EP0701048B1

EP0701048B1 - A cylinder head

Info

Publication number: EP0701048B1
Application number: EP95306248A
Authority: EP
Inventors: George Farenden
Original assignee: Ford Werke GmbH; Ford France SA; Ford Motor Co Ltd; Ford Motor Co
Current assignee: Ford Werke GmbH; Ford France SA; Ford Motor Co Ltd; Ford Motor Co
Priority date: 1994-09-10
Filing date: 1995-09-07
Publication date: 1998-12-16
Anticipated expiration: 2015-09-07
Also published as: EP0701048A1; GB2292975A; DE69506645D1; DE69506645T2; GB9418306D0

Description

The present invention relates to a cylinder head for an internal combustion engine.

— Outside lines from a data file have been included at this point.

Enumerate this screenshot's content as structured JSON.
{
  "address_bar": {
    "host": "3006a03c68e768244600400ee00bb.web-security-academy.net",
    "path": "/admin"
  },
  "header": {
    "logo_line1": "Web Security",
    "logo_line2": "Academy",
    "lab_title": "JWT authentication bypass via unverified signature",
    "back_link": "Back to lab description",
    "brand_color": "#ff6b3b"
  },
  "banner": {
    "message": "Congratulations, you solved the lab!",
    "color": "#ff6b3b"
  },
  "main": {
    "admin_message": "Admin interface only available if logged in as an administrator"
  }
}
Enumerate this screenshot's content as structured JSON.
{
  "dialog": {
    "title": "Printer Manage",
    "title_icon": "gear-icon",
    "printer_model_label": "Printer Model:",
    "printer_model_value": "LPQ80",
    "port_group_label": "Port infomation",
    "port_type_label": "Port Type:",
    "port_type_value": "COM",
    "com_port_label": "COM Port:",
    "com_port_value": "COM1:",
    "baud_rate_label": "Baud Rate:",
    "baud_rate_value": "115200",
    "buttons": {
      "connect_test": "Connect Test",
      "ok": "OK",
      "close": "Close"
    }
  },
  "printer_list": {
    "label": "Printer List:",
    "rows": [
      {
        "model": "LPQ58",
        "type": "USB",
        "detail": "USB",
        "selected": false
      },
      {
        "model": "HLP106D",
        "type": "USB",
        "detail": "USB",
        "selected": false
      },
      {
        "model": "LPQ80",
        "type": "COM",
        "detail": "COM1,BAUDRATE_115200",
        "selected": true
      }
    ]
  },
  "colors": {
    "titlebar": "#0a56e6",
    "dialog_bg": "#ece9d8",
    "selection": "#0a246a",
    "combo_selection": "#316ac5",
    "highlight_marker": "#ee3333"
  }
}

The cylinder head houses the inlet and exhaust ports for the cylinders (combustion chambers) of an engine. The cylinder head also houses valves for controlling the entry of combustible fluid, for example a petrol/air mixture, through the inlet port, and the venting of exhaust gases through the exhaust port.

Commonly the cylinder head is provided with one or more external pipes which connect the exhaust ports of the cylinders to the inlet ports so that a proportion of the exhaust gases produced by the engine can be fed back into the cylinders. This is known an exhaust gas recirculation (EGR). EGR helps to reduce the levels of unwanted noxious exhaust materials, for example oxides of nitrogen (NOX), by reducing the temperature of the combustion and by promoting the combustion of fuel and/or carbon monoxide present in the exhaust gas. The quantity of exhaust gas which is fed back is controlled by an EGR valve, which is in turn controlled according, inter alia, to the temperature of the engine. It should be noted that EGR as herein described is quite different from the phenomenon known as "internal EGR", wherein exhaust gas flows directly from the exhaust port of a cylinder, through the cylinder, to its intake port. Internal EGR only occurs during the short time when the inlet and exhaust valves are open simultaneously.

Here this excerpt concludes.